Les principaux événements du Congrès ont été le discours du président sortant de la FTQ, Daniel Boyer, qui a pris sa retraite après neuf ans à titre de président et trois ans à titre de secrétaire général, le travail en commissions sur le thème du Congrès, la discussion et l'adoption d'une Déclaration de politique sur la pandémie de COVID-19, la discussion et l'adoption d'un vaste ensemble de résolutions, et les élections à la présidence, au poste de secrétaire général, et au Bureau de la FTQ. La FTQ a réitéré son initiative d'appeler à la tenue des États généraux du syndicalisme dans un avenir rapproché pour mobiliser tous les syndicats au Québec dans la discussion sur l'avenir du syndicalisme.

Le Congrès a été marqué par les interventions des délégués sur la nécessité de bâtir une plus grande unité d'action à la défense des droits des travailleurs et des travailleuses et des droits de tous les membres de la société, et par des discussions sur l'avenir de la FTQ et du syndicalisme. Bâtir une FTQ plus active dans la lutte pour les droits, où personne n'est abandonné à son sort, et plus influente dans l'opinion publique pour faire progresser les demandes des travailleurs, était au centre du Congrès.

Parlant avec passion, les participants au Congrès ont affirmé que la question des droits et de l'avenir du syndicalisme sont mises au premier plan par les attaques de l'État contre les conditions de vie et de travail et contre la voix des travailleurs et des travailleuses.
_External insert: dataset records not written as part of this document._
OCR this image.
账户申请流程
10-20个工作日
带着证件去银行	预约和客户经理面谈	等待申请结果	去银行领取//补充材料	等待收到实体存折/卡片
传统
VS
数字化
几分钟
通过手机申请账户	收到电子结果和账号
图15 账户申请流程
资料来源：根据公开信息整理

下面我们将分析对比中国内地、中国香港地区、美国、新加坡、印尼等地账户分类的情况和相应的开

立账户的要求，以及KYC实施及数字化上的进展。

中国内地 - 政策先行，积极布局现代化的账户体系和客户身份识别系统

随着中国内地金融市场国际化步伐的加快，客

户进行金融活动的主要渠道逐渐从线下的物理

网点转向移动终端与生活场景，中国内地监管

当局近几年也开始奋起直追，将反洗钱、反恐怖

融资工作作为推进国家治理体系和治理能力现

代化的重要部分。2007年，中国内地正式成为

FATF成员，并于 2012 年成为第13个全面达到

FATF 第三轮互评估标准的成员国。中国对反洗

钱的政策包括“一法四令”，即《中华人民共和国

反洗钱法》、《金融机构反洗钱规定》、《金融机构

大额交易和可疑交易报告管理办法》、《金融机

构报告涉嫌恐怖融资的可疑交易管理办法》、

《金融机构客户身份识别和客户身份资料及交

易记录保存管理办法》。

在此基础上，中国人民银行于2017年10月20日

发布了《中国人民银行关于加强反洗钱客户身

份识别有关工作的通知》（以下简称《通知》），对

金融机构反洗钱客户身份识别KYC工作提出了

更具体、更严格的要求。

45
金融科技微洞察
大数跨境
Ils ont dénoncé en particulier le fait que la crise de la pandémie de COVID-19 a servi de terrain pour accentuer la concentration de pouvoir dans les pouvoirs exécutifs, la gouvernance par décrets ministériels par exemple, des pouvoirs qui se sont couverts d'immunité alors qu'ils s'attaquaient brutalement à ceux et celles qui maintenaient les services à bout de bras et sauvaient des vies au péril de la leur. Cela pousse les travailleurs et les travailleuses à intensifier leur lutte pour forcer ces pouvoirs exécutifs à rendre des comptes et à céder la place à de nouvelles formes de prise de décisions qui placent au centre ceux et celles qui font le travail. C'est seulement ainsi que le saccage et la privatisation toujours plus prononcés du système de santé et des services sociaux peuvent être enrayés.

Dans ce contexte, de vibrantes interventions ont été faites sur la nécessité de développer l'appui aux revendications des travailleurs et travailleuses du secteur public pour une amélioration substantielle de leurs conditions et des services par leur effort de renouveler leurs conventions collectives. Les délégués ont dit qu'ils s'attendent à ce que le gouvernement du Québec fasse comme le gouvernement Ford en Ontario et tente d'imposer les salaires et les conditions de travail aux employés du secteur public, en refusant de négocier et en préparant une loi spéciale. Des membres des syndicats du privé sont allés au micro pour dire qu'ils vont participer à toute action en appui aux travailleurs et travailleuses du secteur public et ne vont pas laisser le gouvernement imposer les conditions. Plusieurs ont dit à quel point ils ont été inspirés par les actions des travailleurs et des travailleuses de l'éducation en Ontario pour défier la loi spéciale du gouvernement Ford, le forçant à reculer. Le sentiment est que la même chose va se produire au Québec si le gouvernement Legault suit cette voie.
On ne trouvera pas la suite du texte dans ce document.